To find the work being transferred onto the box by the student, we can use the work-energy principle, which states that the work done on an object is equal to the change in its kinetic energy.
The formula for kinetic energy (KE) is:
\[ KE = \frac{1}{2}mv^2 \]
where:
- \( m \) is the mass of the object (in kg),
- \( v \) is the velocity of the object (in m/s).
In this scenario:
- The mass \( m = 100 , \text{kg} \),
- The initial velocity \( v_i = 0 , \text{m/s} \) (since the box is at rest),
- The final velocity \( v_f = 3 , \text{m/s} \).

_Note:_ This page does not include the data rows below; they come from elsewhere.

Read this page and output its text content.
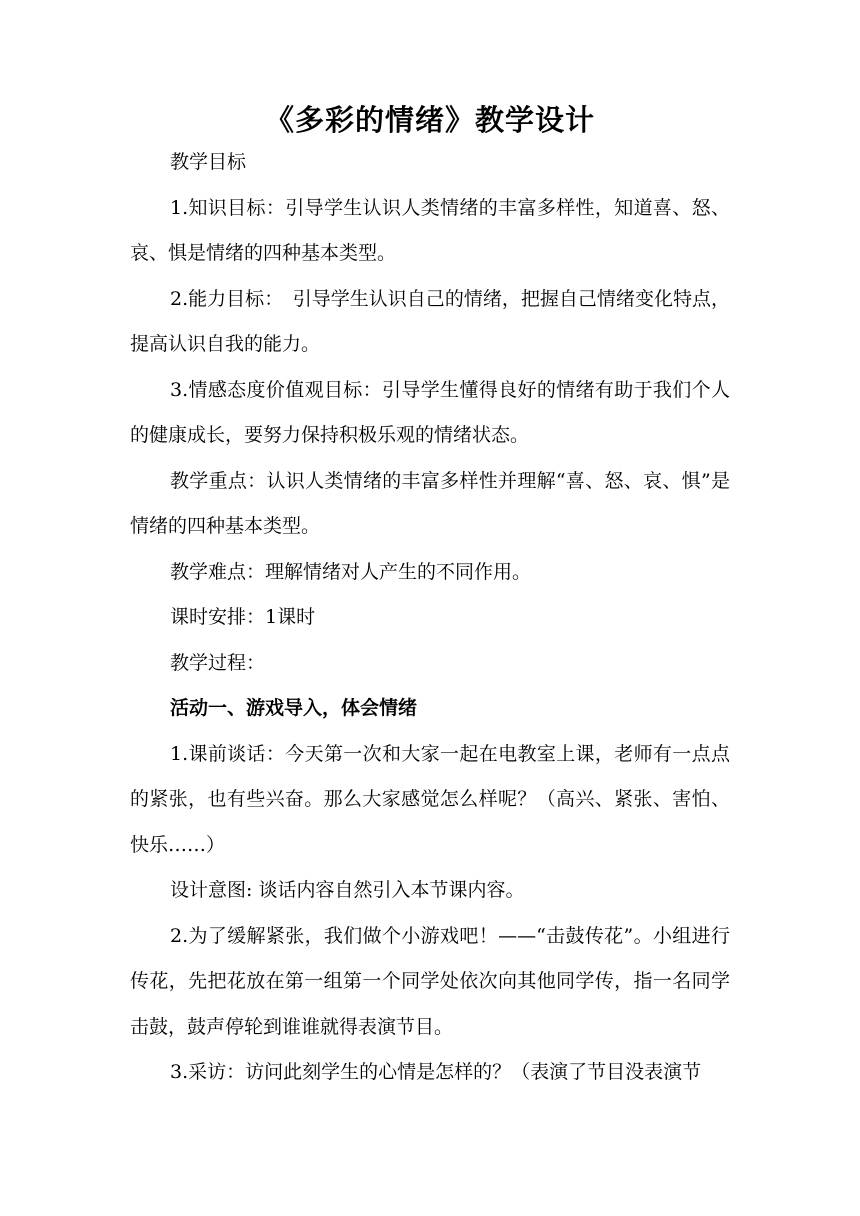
《多彩的情绪》教学设计

教学目标

1.知识目标：引导学生认识人类情绪的丰富多样性，知道喜、怒、哀、惧是情绪的四种基本类型。

2.能力目标：　引导学生认识自己的情绪，把握自己情绪变化特点，提高认识自我的能力。

3.情感态度价值观目标：引导学生懂得良好的情绪有助于我们个人的健康成长，要努力保持积极乐观的情绪状态。

教学重点：认识人类情绪的丰富多样性并理解“喜、怒、哀、惧”是情绪的四种基本类型。

教学难点：理解情绪对人产生的不同作用。

课时安排：1课时

教学过程：

活动一、游戏导入，体会情绪

1.课前谈话：今天第一次和大家一起在电教室上课，老师有一点点的紧张，也有些兴奋。那么大家感觉怎么样呢？（高兴、紧张、害怕、快乐……）

设计意图: 谈话内容自然引入本节课内容。

2.为了缓解紧张，我们做个小游戏吧！——“击鼓传花”。小组进行传花，先把花放在第一组第一个同学处依次向其他同学传，指一名同学击鼓，鼓声停轮到谁谁就得表演节目。

3.采访：访问此刻学生的心情是怎样的？（表演了节目没表演节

First, we calculate the final kinetic energy:
\[ KE_f = \frac{1}{2} \times 100 , \text{kg} \times (3 , \text{m/s})^2 \]
Calculating this:
\[ KE_f = \frac{1}{2} \times 100 \times 9 = 450 , \text{J} \]

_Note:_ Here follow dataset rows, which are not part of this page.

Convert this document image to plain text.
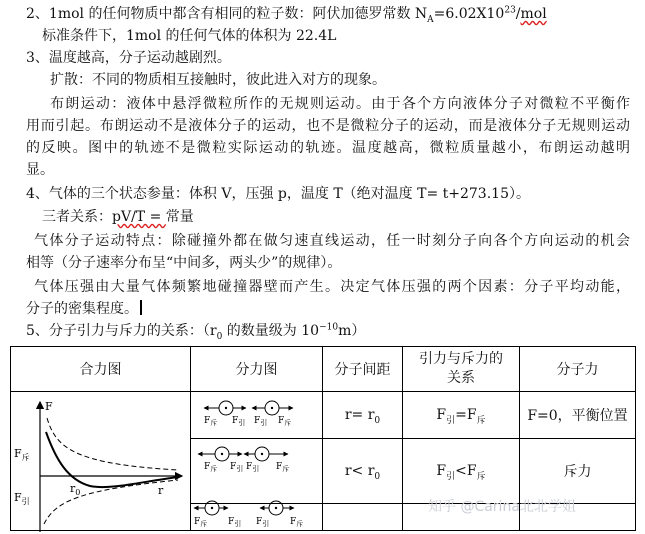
2、1mol 的任何物质中都含有相同的粒子数：阿伏加德罗常数 $N_A=6.02X10^{23}$/mol
标准条件下，1mol 的任何气体的体积为 22.4L
3、温度越高，分子运动越剧烈。
扩散：不同的物质相互接触时，彼此进入对方的现象。
布朗运动：液体中悬浮微粒所作的无规则运动。由于各个方向液体分子对微粒不平衡作
用而引起。布朗运动不是液体分子的运动，也不是微粒分子的运动，而是液体分子无规则运动
的反映。图中的轨迹不是微粒实际运动的轨迹。温度越高，微粒质量越小，布朗运动越明
显。
4、气体的三个状态参量：体积 V，压强 p，温度 T（绝对温度 T= t+273.15）。
三者关系：pV/T = 常量
气体分子运动特点：除碰撞外都在做匀速直线运动，任一时刻分子向各个方向运动的机会
相等（分子速率分布呈“中间多，两头少”的规律）。
气体压强由大量气体频繁地碰撞器壁而产生。决定气体压强的两个因素：分子平均动能，
分子的密集程度。
5、分子引力与斥力的关系：（$r_0$ 的数量级为 $10^{-10}m$）
合力图	分力图	分子间距	引力与斥力的关系	分子力
		$r= r_0$	$F_引=F_斥$	F=0，平衡位置
		$r< r_0$	$F_引<F_斥$	斥力

F
r
$r_0$
$F_斥$
$F_引$
$F_斥$ $F_引$ $F_引$ $F_斥$
$F_斥$ $F_引$ $F_引$ $F_斥$
$F_斥$ $F_引$ $F_引$ $F_斥$
知乎 @Carina北北学姐
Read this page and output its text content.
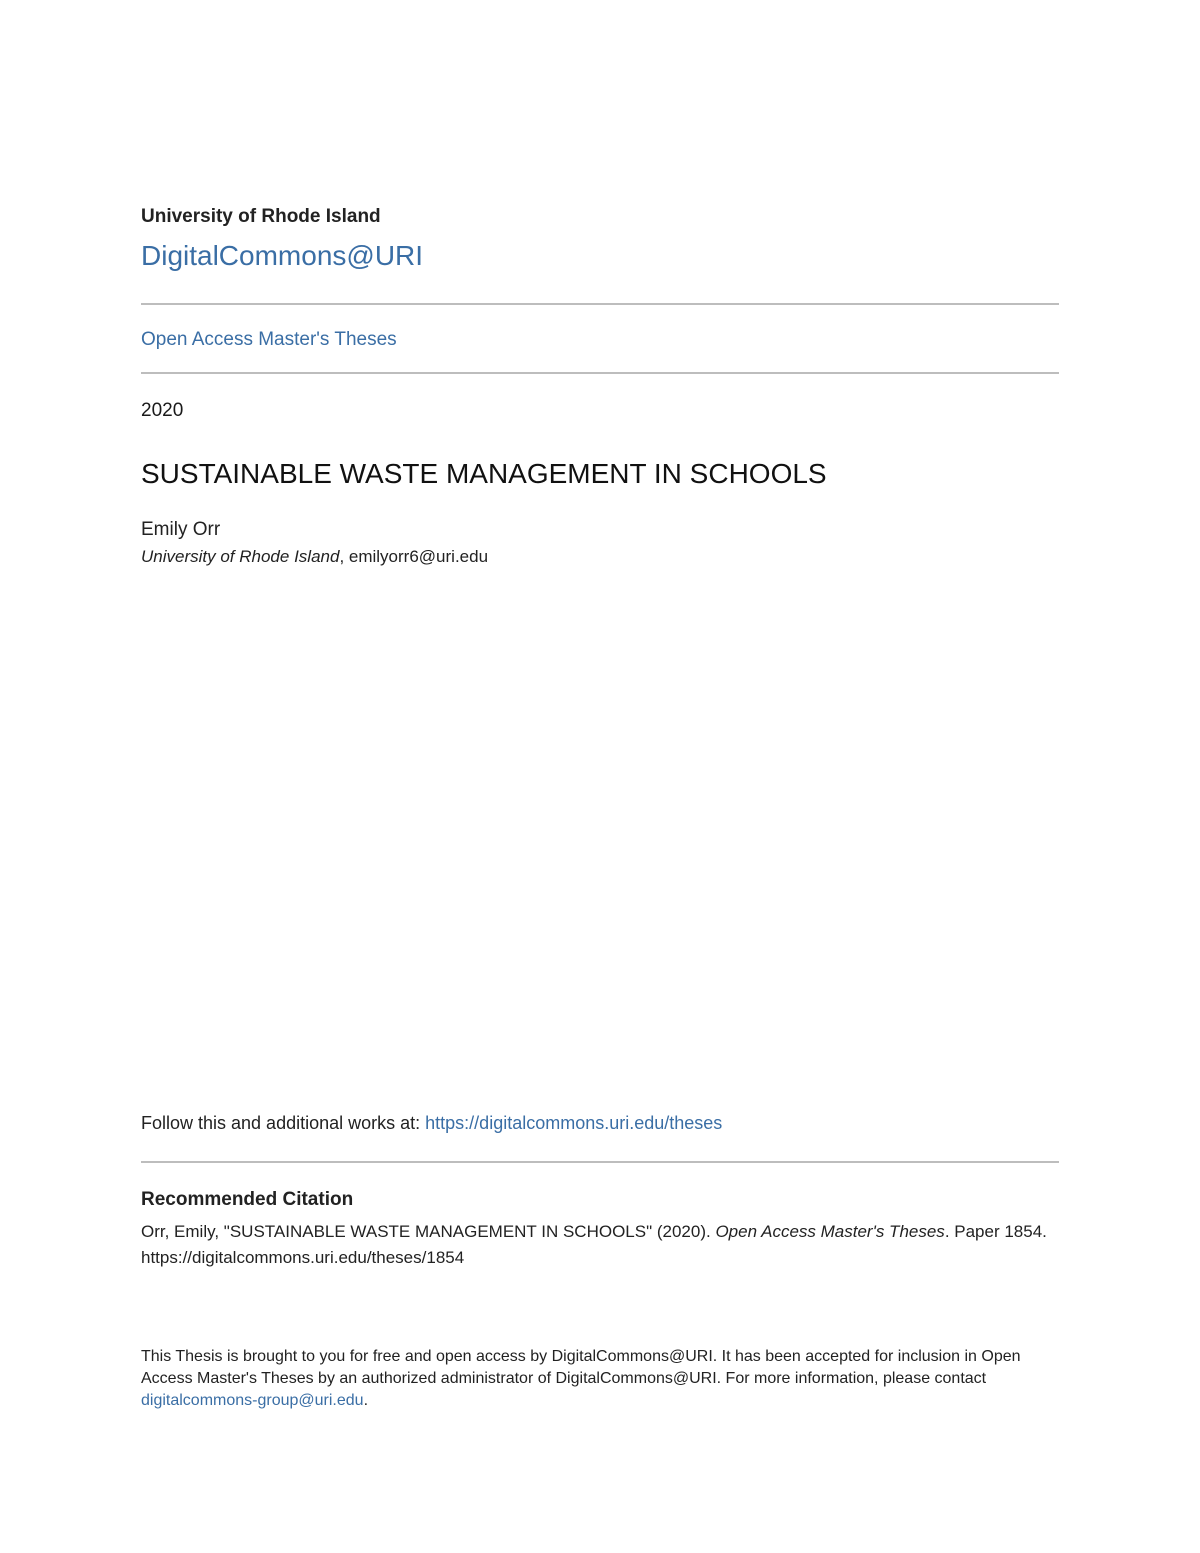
University of Rhode Island
DigitalCommons@URI
Open Access Master's Theses
2020
SUSTAINABLE WASTE MANAGEMENT IN SCHOOLS
Emily Orr
University of Rhode Island, emilyorr6@uri.edu
Follow this and additional works at: https://digitalcommons.uri.edu/theses
Recommended Citation
Orr, Emily, "SUSTAINABLE WASTE MANAGEMENT IN SCHOOLS" (2020). Open Access Master's Theses. Paper 1854.
https://digitalcommons.uri.edu/theses/1854
This Thesis is brought to you for free and open access by DigitalCommons@URI. It has been accepted for inclusion in Open Access Master's Theses by an authorized administrator of DigitalCommons@URI. For more information, please contact digitalcommons-group@uri.edu.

Since the box was initially at rest, the initial kinetic energy \( KE_i \) is:
\[ KE_i = \frac{1}{2} \times 100 \times (0 , \text{m/s})^2 = 0 , \text{J} \]
Now, we can find the work done (W) on the box:
\[ W = KE_f - KE_i = 450 , \text{J} - 0 , \text{J} = 450 , \text{J} \]
Thus, the work being transferred onto the box by the student is 450 J.